JAKARTA, REPORTER.ID – Wakil Ketua MPR RI Fadel Muhammad mengaku memang sulit mencari tokoh dengan semangat juang tinggi untuk kepentingan bangsa dan negara seperti di era perjuangan Kemerdekaan RI. Tapi, bukan berarti tidak ada tokoh. Hanya saja tokoh di daerah itu kurang dipromosikan oleh media ke tingkat nasional.
“Memang tidak mudah mencari tokoh yang semangat juangnya seperti dalam perjuangan kemerdekaan RI 1945. Terlebih untuk sosok yang akan dijadikan capres dalam kontestasi politik 2024. Ditambah lagi pemilu diwarnai money politics, dan sebaganya, sehingga makin sulit mencari sosok pahlawan saat ini,” kata anggota DPD RI dari dapil Gorontalo itu.
Hal itu disampaikan Fadel Muhammad dalam diskusi 4 Pilar MPR RI bertema: “Menebar Nilai Kepahlawanan dalam Kontestasi Politik Nasional ” bersama anggota MPR RI dari Fraksi Demokrat Herman Khaeron, pakar politik Brian Siti Zuhro di Gedung MPR RI, Senayan Jakarta, Senin (15/11/2021).
Lebih lanjut Fadel berharap media bisa mempromosikan tokoh-tokoh pejuang daerah yang bagus ke timgkat nasional. “Jadi, bukan tidak ada tokoh dan pejuang inspiratif dari daerah, melainkan hanya kurang dipromosikan oleh media. Mereka ini seolah dibatasi oleh politik yang ada,” ujarnya.
Menurut Fadel, seseorang bisa disebut pahlawan itu tentu yang memiliki nilai-nilai kepahlawanan dalam bekerja, berprestasi, berpengaruh, berkomitmen dan kosnsisten untuk memperjuangkan kepentingan bansga dan negara, menjadi panutan di daerah, dan merepresentasikan Indonesia. “Nah, tinggal media mengangkat, mempromisikan ke tingkat nasional,” tambahnya.
Herman Khaeron menilai jika mencari sosok pahlawan seperti era perjuangan kemerdekaan yang mencurahkan jiwa raga kepahlawanan dan dedikasinya untuk negara saat ini memang sulit. Termasuk jika presidential threshold (PT) untuk maju sebagai capres 2024 dimana partai politik tetap menetapkan PT 20 persen, itu tidak memiliki jiwa kepahlawanan, melainkan demi mempertahankan hegemoni dan oligarki politik.
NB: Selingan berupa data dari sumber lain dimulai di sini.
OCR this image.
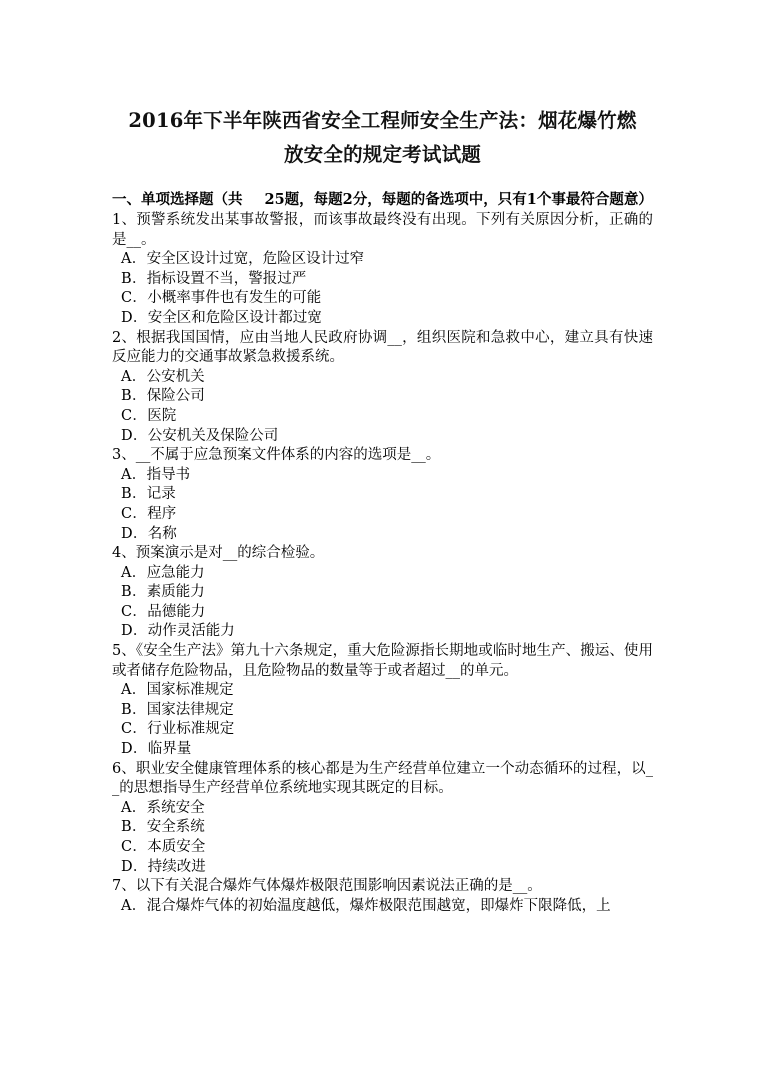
2016年下半年陕西省安全工程师安全生产法：烟花爆竹燃
放安全的规定考试试题

一、单项选择题（共 25题，每题2分，每题的备选项中，只有1个事最符合题意）

1、预警系统发出某事故警报，而该事故最终没有出现。下列有关原因分析，正确的是__。

A．安全区设计过宽，危险区设计过窄
B．指标设置不当，警报过严
C．小概率事件也有发生的可能
D．安全区和危险区设计都过宽

2、根据我国国情，应由当地人民政府协调__，组织医院和急救中心，建立具有快速反应能力的交通事故紧急救援系统。

A．公安机关
B．保险公司
C．医院
D．公安机关及保险公司

3、__不属于应急预案文件体系的内容的选项是__。

A．指导书
B．记录
C．程序
D．名称

4、预案演示是对__的综合检验。

A．应急能力
B．素质能力
C．品德能力
D．动作灵活能力

5、《安全生产法》第九十六条规定，重大危险源指长期地或临时地生产、搬运、使用或者储存危险物品，且危险物品的数量等于或者超过__的单元。

A．国家标准规定
B．国家法律规定
C．行业标准规定
D．临界量

6、职业安全健康管理体系的核心都是为生产经营单位建立一个动态循环的过程，以__的思想指导生产经营单位系统地实现其既定的目标。

A．系统安全
B．安全系统
C．本质安全
D．持续改进

7、以下有关混合爆炸气体爆炸极限范围影响因素说法正确的是__。

A．混合爆炸气体的初始温度越低，爆炸极限范围越宽，即爆炸下限降低，上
Siti Zuhro meminta masyarakat tak terus-menrus dipaksa, didekte untuk memilih capres yang disodorkan oleh partai. Misalnya, tiba-tiba ada lembaga survei menyodorkan capres itu-itu saja, tanpa melalui proses yang mencerdaskan. “Masyarakat harus kritis, tak boleh ada distorsi seperti pemilu sebelumnya dimana hasil pemilu sudah diketahui sebelum pelaksanan pemilu itu selesai,” ungkapnya.
Sehingga harus ada proses seleksi yang mendidik masyarakat jika ingin memunculkan sosok dengan kriteria kepahlawanan. “Kita harus mencari capres yang benar-benar merepresantasikan kemajemukan Indonesia, memiliki leadership, berpihak pada negara, tegakkan NKRI, nasioanlisme, memahami Indonesia dan sebagainya. Jika tidak, kasihan negara ini karena akan tertinggal di Asia Pasifik,” jelas Siti Zuhro.
Menurut Siti Zuhro, jika tidak merepresentasikan Indonesia maka akan menimbulkan disharmoni, meraja lelanya oligarki dan politik transaksional. Jangan memainkan politik identitas. Itu konyol, karena bangsa ini terus-menerus diadu domba antar agama, dan atar suku. Jadi, mengelola Indonesia ini harus penuh kehati-hatian, antisipatif menyadari Indonesia ini bangsa yang besar, sehingga begitu ada masalah sudah menyiapkan solusinya,” jelas dia.